David Ortiz, known as “Big Papi,” was a first baseman and designated hitter who made his Major League Baseball debut in 1997 and played 20 seasons before retiring in 2016. While Ortiz’s Major League career began with the Minnesota Twins, he was best known for his 14 seasons in Boston with the Red Sox.
Here are a few of reasons why “Big Papi” has such a legacy in Boston:
- 2004: He helped the Red Sox end the so-called “Curse of the Bambino” by winning the team’s first World Series championship since 1918.
- 2007 and 2013: Was part of Red Sox title teams.

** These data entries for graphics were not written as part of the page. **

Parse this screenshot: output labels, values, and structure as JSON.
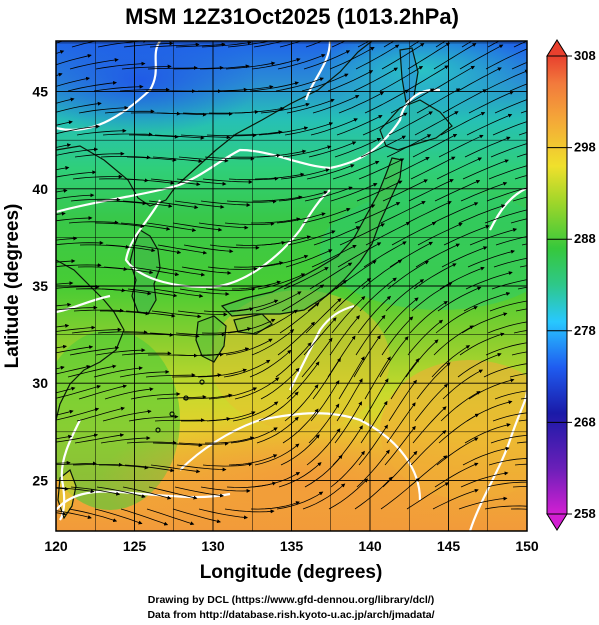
{
  "title": "MSM 12Z31Oct2025 (1013.2hPa)",
  "xlabel": "Longitude (degrees)",
  "ylabel": "Latitude  (degrees)",
  "x_ticks": [
    "120",
    "125",
    "130",
    "135",
    "140",
    "145",
    "150"
  ],
  "y_ticks": [
    "25",
    "30",
    "35",
    "40",
    "45"
  ],
  "x_range": [
    120,
    150
  ],
  "y_range": [
    22.4,
    47.6
  ],
  "colorbar": {
    "ticks": [
      "308",
      "298",
      "288",
      "278",
      "268",
      "258"
    ],
    "range": [
      258,
      308
    ],
    "colors": [
      "#d21fd2",
      "#1a1aa8",
      "#1f5cf0",
      "#28c8ff",
      "#2ec88a",
      "#36c83c",
      "#9fd62a",
      "#f0e02c",
      "#f4a838",
      "#f27a3c",
      "#e8402e"
    ]
  },
  "credits": {
    "line1": "Drawing by DCL (https://www.gfd-dennou.org/library/dcl/)",
    "line2": "Data from http://database.rish.kyoto-u.ac.jp/arch/jmadata/"
  }
}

- 2013: He was named World Series MVP because of his impressive statistics. At 37 years old, Ortiz batted .688 in the series with two home runs, six RBIs and eight walks, finishing with a .760 on-base percentage.
Ortiz is also known for emerging as a champion for Boston after the Boston Marathon bombings that killed three people and wounded more than 200 others. The 2013 World Series win came just months after the tragedy, and Ortiz’s emotional tribute the day after police captured bombing suspect Dzhokhar Tsarnaev gained national attention.
“This jersey, that we wear today, it doesn’t say ‘Red Sox. ‘It says ‘Boston,'” Ortiz said, standing on the infield as the crowd cheered police officers who were on the field.
“This is our f***ing city. And nobody’s going to dictate our freedom. Stay strong,” he said.
In his 20 seasons in the majors, Ortiz hit 541 home runs and had a career batting average of .286. He will be eligible to be on the National Baseball Hall of Fame ballot at the end of 2021.